Fig. 4: Effect of mutations on the structure of YnaI in DDM and on the function of YnaI in soy polar liposomes.

a Cryo-EM analysis of A155V mutant YnaI in DDM revealed two different conformations, which are overlaid and shown parallel to the membrane (complete channels) and perpendicular to the membrane (section). One conformation shows the canonical closed conformation (one subunit shown as green-yellow ribbons and the other six subunits as white ribbons), whereas the other conformation shows a rotation of the peripheral helices (one subunit shown as sea green ribbons), but the channel remains closed. Residue Ala155 that was mutated to Val is represented as red spheres. b The pressure sensitivity of wild-type (WT) YnaI (n = 5), WT MscS (n = 6) and YnaI mutants A155V (n = 4), K108L (n = 6), R120A (n = 4) and F40A (n = 3) relative to WT MscL measured in giant spheroplasts prepared from E. coli strain MJF431 (which does not express MscS, MscK and MscM) shows that the pressure sensitivity of YnaI is similar to that of MscL. Mutations R120A and F40A had no effect on the pressure sensitivity of YnaI, whereas mutation K108L and potentially A155V made the channel slightly more sensitive to pressure.

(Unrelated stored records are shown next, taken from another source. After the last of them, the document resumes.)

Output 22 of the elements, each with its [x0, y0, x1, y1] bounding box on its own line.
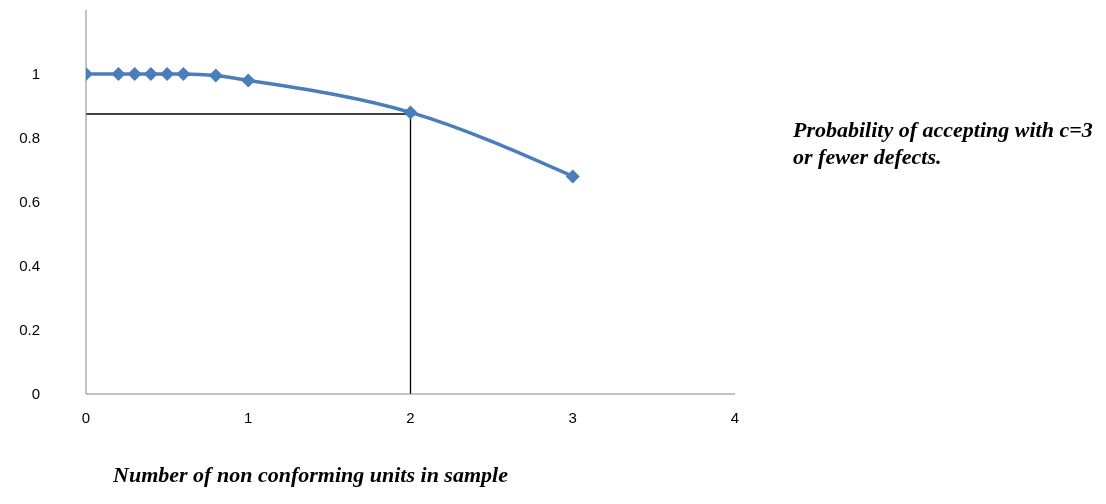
x-tick-label: 1 — [244, 408, 253, 426]
x-tick-label: 0 — [81, 408, 91, 426]
y-tick-label: 0.6 — [19, 193, 40, 211]
y-tick-label: 0.8 — [19, 129, 40, 147]
point — [208, 68, 223, 83]
x-axis-title: Number of non conforming units in sample — [112, 462, 509, 487]
text: Probability of accepting with c=3 or fewer defects. — [793, 116, 1094, 170]
y-tick-label: 0.2 — [19, 321, 40, 339]
point — [403, 105, 418, 120]
point — [241, 73, 256, 88]
point — [160, 67, 175, 81]
point — [143, 67, 158, 81]
y-tick-label: 0 — [31, 385, 40, 403]
point — [176, 67, 191, 81]
y-tick-label: 0.4 — [19, 257, 40, 275]
y-tick-label: 1 — [31, 65, 40, 83]
x-tick-label: 3 — [568, 408, 577, 426]
point — [127, 67, 142, 81]
x-tick-label: 4 — [730, 408, 740, 426]
x-tick-label: 2 — [406, 408, 415, 426]
point — [565, 169, 580, 184]
point — [111, 67, 126, 81]
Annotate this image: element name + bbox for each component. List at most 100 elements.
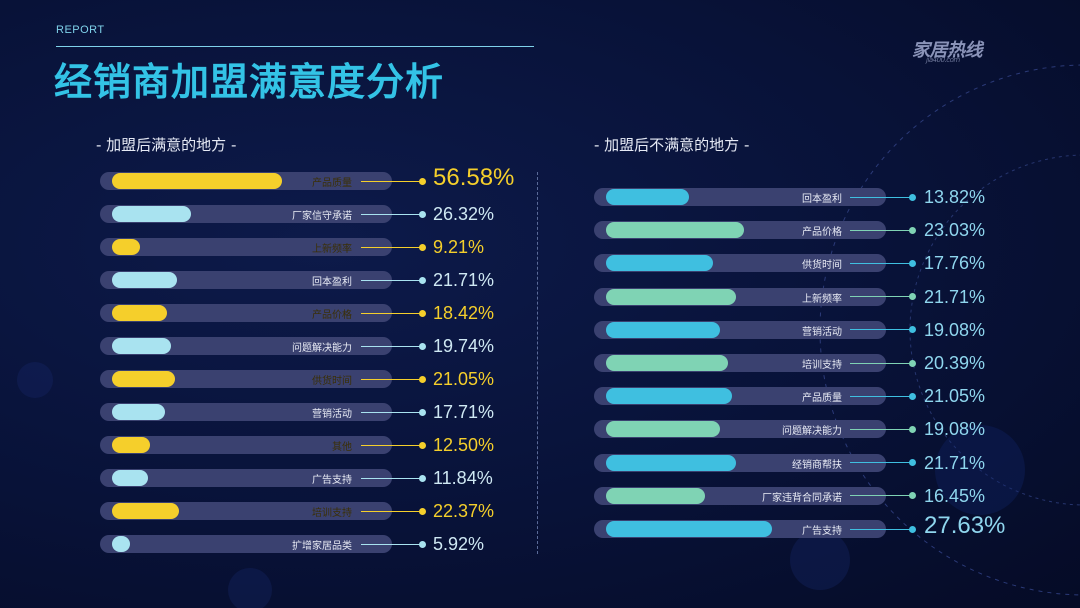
- bar-fill: [112, 404, 166, 420]
- bar-row: 问题解决能力 19.08%: [594, 416, 1034, 440]
- bar-connector: [850, 395, 912, 397]
- bar-track: [100, 469, 392, 487]
- bar-value-label: 18.42%: [433, 303, 495, 323]
- bar-connector: [850, 462, 912, 464]
- bar-fill: [112, 371, 176, 387]
- bar-value-label: 21.71%: [924, 286, 986, 307]
- bar-row: 培训支持 22.37%: [100, 498, 543, 522]
- section-divider: [537, 172, 538, 554]
- bar-fill: [606, 288, 737, 305]
- report-label: REPORT: [56, 24, 105, 36]
- bar-connector: [850, 362, 912, 364]
- bar-fill: [112, 338, 172, 354]
- bar-connector: [361, 345, 422, 347]
- bar-value-label: 9.21%: [433, 237, 485, 257]
- bar-fill: [112, 173, 282, 189]
- bar-category-label: 产品质量: [802, 393, 842, 405]
- bar-value-label: 21.05%: [924, 386, 986, 407]
- bar-value-label: 5.92%: [433, 534, 485, 554]
- bar-track: [100, 436, 392, 454]
- bar-connector: [361, 510, 422, 512]
- bar-row: 产品质量 56.58%: [100, 164, 543, 192]
- bar-track: [100, 304, 392, 322]
- bar-row: 产品质量 21.05%: [594, 383, 1034, 407]
- bar-category-label: 培训支持: [312, 508, 352, 519]
- bar-track: [100, 535, 392, 553]
- bar-connector-dot: [909, 359, 916, 367]
- unsatisfied-section-title: - 加盟后不满意的地方 -: [594, 136, 750, 154]
- bar-connector: [361, 477, 422, 479]
- bar-connector: [850, 329, 912, 331]
- bar-connector-dot: [909, 193, 916, 201]
- logo-text: 家居热线: [912, 40, 983, 61]
- bar-category-label: 供货时间: [802, 260, 842, 272]
- bar-category-label: 回本盈利: [312, 277, 352, 288]
- bar-connector-dot: [419, 342, 426, 350]
- bar-category-label: 上新频率: [312, 244, 352, 255]
- bar-fill: [606, 388, 733, 405]
- bar-fill: [112, 272, 178, 288]
- bar-connector: [850, 495, 912, 497]
- bar-fill: [606, 189, 689, 205]
- bar-connector-dot: [419, 309, 426, 317]
- bar-connector-dot: [909, 326, 916, 334]
- bar-fill: [112, 239, 140, 255]
- bar-connector-dot: [419, 408, 426, 416]
- bar-category-label: 广告支持: [312, 475, 352, 486]
- bar-connector-dot: [419, 375, 426, 383]
- bar-category-label: 经销商帮扶: [792, 459, 842, 471]
- bar-connector-dot: [909, 459, 916, 467]
- deco-bokeh: [935, 425, 1025, 515]
- bar-fill: [112, 503, 180, 519]
- bar-fill: [112, 536, 130, 552]
- bar-connector-dot: [419, 177, 426, 185]
- bar-connector-dot: [419, 441, 426, 449]
- bar-row: 问题解决能力 19.74%: [100, 333, 543, 357]
- brand-logo: 家居热线 jia400.com: [912, 36, 983, 64]
- bar-fill: [606, 454, 737, 471]
- bar-value-label: 17.71%: [433, 402, 495, 422]
- bar-row: 产品价格 23.03%: [594, 217, 1034, 241]
- logo-subtext: jia400.com: [926, 56, 960, 64]
- bar-row: 经销商帮扶 21.71%: [594, 450, 1034, 474]
- bar-row: 其他 12.50%: [100, 432, 543, 456]
- bar-value-label: 19.08%: [924, 319, 986, 340]
- bar-value-label: 16.45%: [924, 485, 986, 506]
- bar-connector: [361, 180, 422, 182]
- bar-connector: [850, 428, 912, 430]
- bar-connector-dot: [909, 293, 916, 301]
- bar-connector: [850, 262, 912, 264]
- deco-bokeh: [17, 362, 53, 398]
- bar-connector-dot: [419, 474, 426, 482]
- bar-fill: [606, 255, 713, 272]
- bar-value-label: 12.50%: [433, 435, 495, 455]
- bar-value-label: 17.76%: [924, 253, 986, 274]
- bar-fill: [606, 487, 705, 504]
- bar-category-label: 营销活动: [802, 326, 842, 338]
- bar-connector-dot: [419, 540, 426, 548]
- bar-connector-dot: [909, 492, 916, 500]
- bar-connector: [850, 528, 912, 530]
- bar-row: 厂家违背合同承诺 16.45%: [594, 483, 1034, 507]
- bar-connector: [361, 411, 422, 413]
- bar-category-label: 厂家信守承诺: [292, 211, 352, 222]
- bar-connector: [850, 229, 912, 231]
- deco-bokeh: [790, 530, 850, 590]
- bar-category-label: 其他: [332, 442, 352, 453]
- bar-fill: [112, 470, 148, 486]
- bar-connector: [361, 378, 422, 380]
- bar-row: 广告支持 27.63%: [594, 512, 1034, 540]
- bar-row: 回本盈利 13.82%: [594, 184, 1034, 208]
- bar-fill: [112, 305, 168, 321]
- bar-value-label: 11.84%: [433, 468, 493, 488]
- deco-bokeh: [228, 568, 272, 608]
- bar-value-label: 26.32%: [433, 204, 495, 224]
- bar-row: 营销活动 19.08%: [594, 317, 1034, 341]
- bar-row: 上新频率 9.21%: [100, 234, 543, 258]
- bar-connector: [361, 246, 422, 248]
- bar-category-label: 扩增家居品类: [292, 541, 352, 552]
- bar-category-label: 营销活动: [312, 409, 352, 420]
- bar-fill: [112, 206, 191, 222]
- bar-value-label: 21.05%: [433, 369, 495, 389]
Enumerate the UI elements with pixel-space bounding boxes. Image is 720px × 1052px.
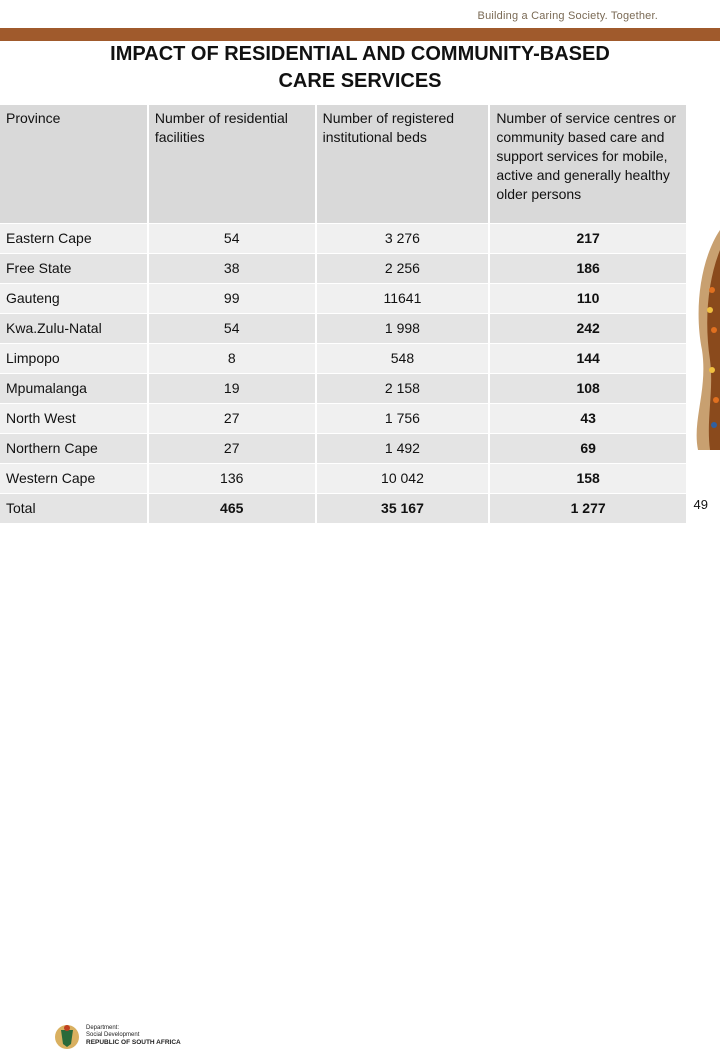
table-total-row: Total 465 35 167 1 277	[0, 492, 688, 523]
cell-province: Free State	[0, 252, 149, 283]
cell-institutional-beds: 548	[315, 342, 491, 373]
cell-residential-facilities: 54	[147, 312, 317, 343]
cell-province: Northern Cape	[0, 432, 149, 463]
table-row: Limpopo 8 548 144	[0, 342, 688, 373]
cell-service-centres: 1 277	[489, 492, 688, 523]
title-line-1: IMPACT OF RESIDENTIAL AND COMMUNITY-BASE…	[110, 43, 610, 65]
department-logo-text: Department: Social Development REPUBLIC …	[86, 1025, 181, 1046]
table-row: Northern Cape 27 1 492 69	[0, 432, 688, 463]
table-row: Gauteng 99 11641 110	[0, 282, 688, 313]
cell-province: Total	[0, 492, 149, 523]
dept-line-3: REPUBLIC OF SOUTH AFRICA	[86, 1039, 181, 1046]
cell-province: Mpumalanga	[0, 372, 149, 403]
table-row: Mpumalanga 19 2 158 108	[0, 372, 688, 403]
accent-bar	[0, 28, 720, 41]
cell-service-centres: 110	[489, 282, 688, 313]
cell-service-centres: 108	[489, 372, 688, 403]
title-band	[0, 41, 720, 97]
cell-residential-facilities: 19	[147, 372, 317, 403]
cell-residential-facilities: 38	[147, 252, 317, 283]
cell-residential-facilities: 8	[147, 342, 317, 373]
table-row: Western Cape 136 10 042 158	[0, 462, 688, 493]
cell-residential-facilities: 27	[147, 402, 317, 433]
cell-institutional-beds: 2 256	[315, 252, 491, 283]
header-residential-facilities: Number of residential facilities	[147, 105, 317, 223]
table-row: North West 27 1 756 43	[0, 402, 688, 433]
cell-institutional-beds: 2 158	[315, 372, 491, 403]
dept-line-1: Department:	[86, 1025, 120, 1031]
cell-residential-facilities: 465	[147, 492, 317, 523]
footer: Department: Social Development REPUBLIC …	[0, 512, 720, 1049]
cell-province: Western Cape	[0, 462, 149, 493]
cell-province: North West	[0, 402, 149, 433]
cell-institutional-beds: 1 756	[315, 402, 491, 433]
cell-service-centres: 186	[489, 252, 688, 283]
cell-service-centres: 242	[489, 312, 688, 343]
cell-province: Eastern Cape	[0, 222, 149, 253]
cell-institutional-beds: 3 276	[315, 222, 491, 253]
data-table: Province Number of residential facilitie…	[0, 105, 688, 523]
cell-residential-facilities: 99	[147, 282, 317, 313]
cell-residential-facilities: 54	[147, 222, 317, 253]
cell-institutional-beds: 10 042	[315, 462, 491, 493]
tagline: Building a Caring Society. Together.	[477, 10, 658, 22]
header-service-centres: Number of service centres or community b…	[489, 105, 688, 223]
cell-residential-facilities: 27	[147, 432, 317, 463]
title-line-2: CARE SERVICES	[278, 70, 442, 92]
table-row: Free State 38 2 256 186	[0, 252, 688, 283]
header-institutional-beds: Number of registered institutional beds	[315, 105, 491, 223]
cell-service-centres: 43	[489, 402, 688, 433]
cell-service-centres: 69	[489, 432, 688, 463]
top-strip	[0, 0, 720, 28]
coat-of-arms-icon	[55, 1025, 79, 1049]
cell-institutional-beds: 1 492	[315, 432, 491, 463]
cell-province: Limpopo	[0, 342, 149, 373]
dept-line-2: Social Development	[86, 1032, 140, 1038]
cell-residential-facilities: 136	[147, 462, 317, 493]
cell-service-centres: 158	[489, 462, 688, 493]
cell-province: Gauteng	[0, 282, 149, 313]
cell-institutional-beds: 1 998	[315, 312, 491, 343]
table-row: Kwa.Zulu-Natal 54 1 998 242	[0, 312, 688, 343]
page-title: IMPACT OF RESIDENTIAL AND COMMUNITY-BASE…	[20, 41, 700, 95]
cell-service-centres: 217	[489, 222, 688, 253]
cell-institutional-beds: 35 167	[315, 492, 491, 523]
table-header-row: Province Number of residential facilitie…	[0, 105, 688, 223]
cell-province: Kwa.Zulu-Natal	[0, 312, 149, 343]
header-province: Province	[0, 105, 149, 223]
decorative-beadwork-image	[696, 230, 720, 450]
cell-institutional-beds: 11641	[315, 282, 491, 313]
table-row: Eastern Cape 54 3 276 217	[0, 222, 688, 253]
cell-service-centres: 144	[489, 342, 688, 373]
page-number: 49	[693, 497, 708, 512]
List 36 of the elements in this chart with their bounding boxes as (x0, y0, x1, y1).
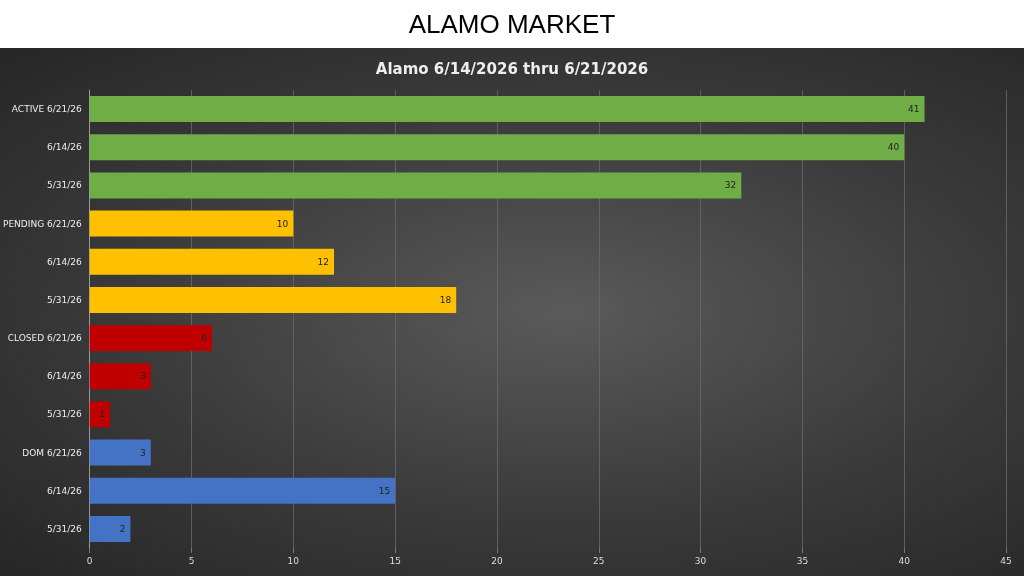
y-tick-label: 5/31/26 (46, 294, 82, 305)
x-tick-label: 0 (86, 555, 93, 566)
x-tick-label: 40 (898, 555, 911, 566)
x-tick-label: 15 (389, 555, 401, 566)
x-tick-label: 5 (188, 555, 195, 566)
data-label: 41 (908, 104, 920, 115)
y-tick-label: 5/31/26 (46, 409, 82, 420)
x-tick-label: 35 (796, 555, 809, 566)
y-tick-label: ACTIVE 6/21/26 (11, 104, 82, 115)
y-tick-label: PENDING 6/21/26 (2, 218, 82, 229)
data-label: 2 (119, 523, 126, 534)
data-label: 3 (140, 371, 146, 382)
data-label: 12 (317, 256, 330, 267)
x-tick-label: 10 (287, 555, 300, 566)
y-tick-label: 6/14/26 (46, 142, 82, 153)
y-tick-label: DOM 6/21/26 (22, 447, 82, 458)
data-label: 32 (724, 180, 737, 191)
y-tick-label: 5/31/26 (46, 523, 82, 534)
y-tick-label: 5/31/26 (46, 180, 82, 191)
data-label: 40 (887, 142, 900, 153)
y-tick-label: 6/14/26 (46, 371, 82, 382)
x-tick-label: 30 (694, 555, 707, 566)
y-tick-label: 6/14/26 (46, 256, 82, 267)
data-label: 6 (201, 333, 208, 344)
data-label: 15 (378, 485, 391, 496)
x-tick-label: 45 (1000, 555, 1012, 566)
chart-title: ALAMO MARKET (407, 7, 617, 41)
chart-subtitle: Alamo 6/14/2026 thru 6/21/2026 (375, 59, 649, 78)
data-label: 18 (439, 294, 452, 305)
data-label: 3 (140, 447, 146, 458)
data-label: 10 (276, 218, 289, 229)
data-label: 1 (99, 409, 106, 420)
y-tick-label: 6/14/26 (46, 485, 82, 496)
x-tick-label: 20 (491, 555, 503, 566)
y-tick-label: CLOSED 6/21/26 (7, 333, 82, 344)
x-tick-label: 25 (593, 555, 605, 566)
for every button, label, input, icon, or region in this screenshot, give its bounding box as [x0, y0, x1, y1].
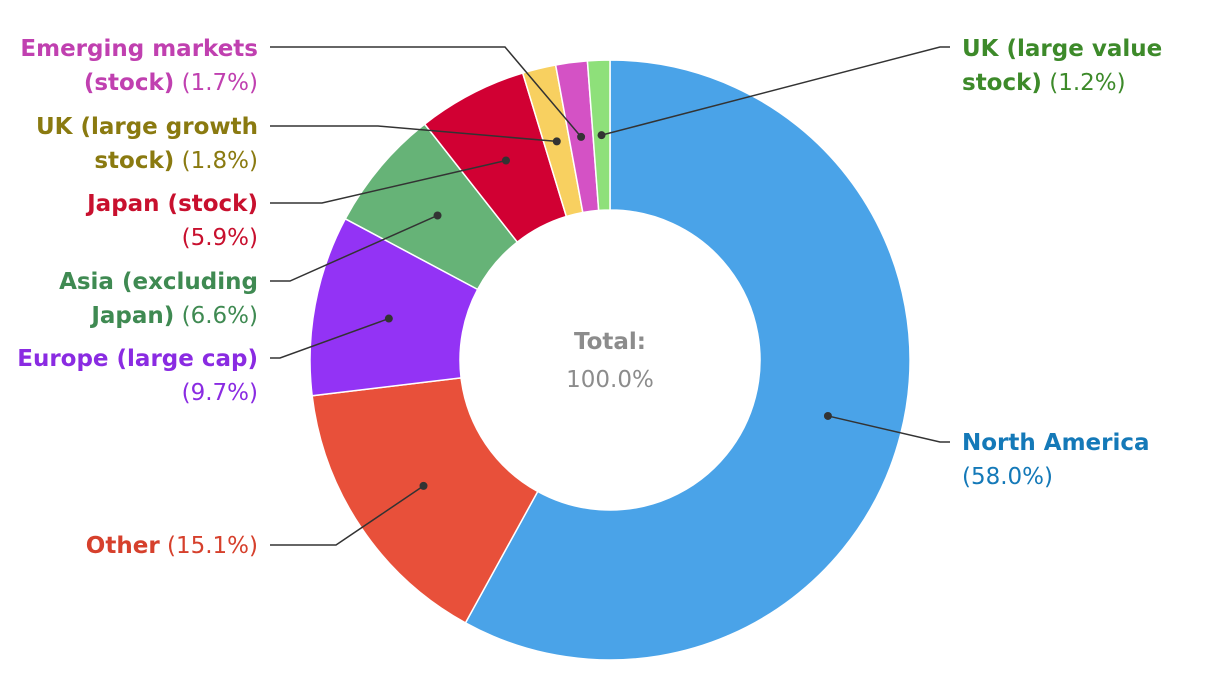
- slice-label-pct-jp: (5.9%): [182, 225, 258, 251]
- leader-line-ukg: [270, 125, 557, 143]
- leader-line-jp: [270, 159, 507, 204]
- leader-lines-group: [270, 46, 950, 546]
- slice-label-pct-ukg: (1.8%): [174, 148, 258, 174]
- leader-dot-ukg: [552, 137, 561, 146]
- slice-label-name-ukg: stock): [94, 148, 174, 174]
- slices-group: [309, 59, 911, 661]
- leader-line-ukv: [601, 46, 950, 136]
- leader-line-em: [270, 46, 582, 138]
- leader-line-oth: [270, 485, 424, 546]
- leader-dot-ukv: [597, 131, 606, 140]
- slice-label-jp: Japan (stock) (5.9%): [85, 191, 258, 251]
- slice-label-pct-na: (58.0%): [962, 464, 1053, 490]
- leader-dot-em: [577, 132, 586, 141]
- center-total-label: Total:: [574, 329, 646, 355]
- slice-label-name-jp: Japan (stock): [85, 191, 258, 217]
- leader-line-eur: [270, 317, 390, 359]
- slice-label-pct-ukv: (1.2%): [1042, 70, 1126, 96]
- leader-line-asia: [270, 214, 438, 282]
- slice-label-name-oth: Other: [86, 533, 161, 559]
- slice-label-oth: Other (15.1%): [86, 533, 258, 559]
- slice-label-pct-asia: (6.6%): [174, 303, 258, 329]
- slice-label-name-na: North America: [962, 430, 1150, 456]
- slice-label-name-ukv: stock): [962, 70, 1042, 96]
- leader-dot-na: [823, 411, 832, 420]
- leader-dot-asia: [433, 211, 442, 220]
- labels-group: North America (58.0%) Other (15.1%) Europe …: [17, 36, 1162, 559]
- leader-dot-oth: [419, 481, 428, 490]
- slice-label-name-ukv: UK (large value: [962, 36, 1162, 62]
- slice-label-pct-em: (1.7%): [174, 70, 258, 96]
- slice-label-em: Emerging markets (stock) (1.7%): [20, 36, 258, 96]
- slice-label-asia: Asia (excluding Japan) (6.6%): [59, 269, 258, 329]
- slice-label-name-asia: Japan): [89, 303, 174, 329]
- slice-label-name-em: Emerging markets: [20, 36, 258, 62]
- leader-dot-jp: [501, 156, 510, 165]
- slice-oth: [311, 377, 539, 624]
- slice-label-eur: Europe (large cap) (9.7%): [17, 346, 258, 406]
- slice-label-name-eur: Europe (large cap): [17, 346, 258, 372]
- slice-label-na: North America (58.0%): [962, 430, 1150, 490]
- slice-na: [464, 59, 911, 661]
- center-total-value: 100.0%: [566, 367, 654, 393]
- leader-line-na: [827, 415, 950, 443]
- slice-label-pct-eur: (9.7%): [182, 380, 258, 406]
- slice-label-name-em: (stock): [84, 70, 174, 96]
- slice-label-ukv: UK (large value stock) (1.2%): [962, 36, 1162, 96]
- slice-label-ukg: UK (large growth stock) (1.8%): [36, 114, 258, 174]
- slice-label-name-ukg: UK (large growth: [36, 114, 258, 140]
- leader-dot-eur: [384, 314, 393, 323]
- slice-label-pct-oth: (15.1%): [160, 533, 258, 559]
- slice-label-name-asia: Asia (excluding: [59, 269, 258, 295]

Data are presented as mean ± s.e.m. Statistical significance assessed using unpaired two-sided Student’s t-test. c Interactions of pocket lipids (salmon sticks) with YnaI (cyan ribbons) in DOPC nanodiscs. The YnaI residues interacting with the pocket lipids that were mutated are shown as light-green spheres. The inset shows a magnified view of a single hydrophobic pocket. The side chains of the YnaI residues interacting with the pocket lipids that were mutated are shown as light-green sticks.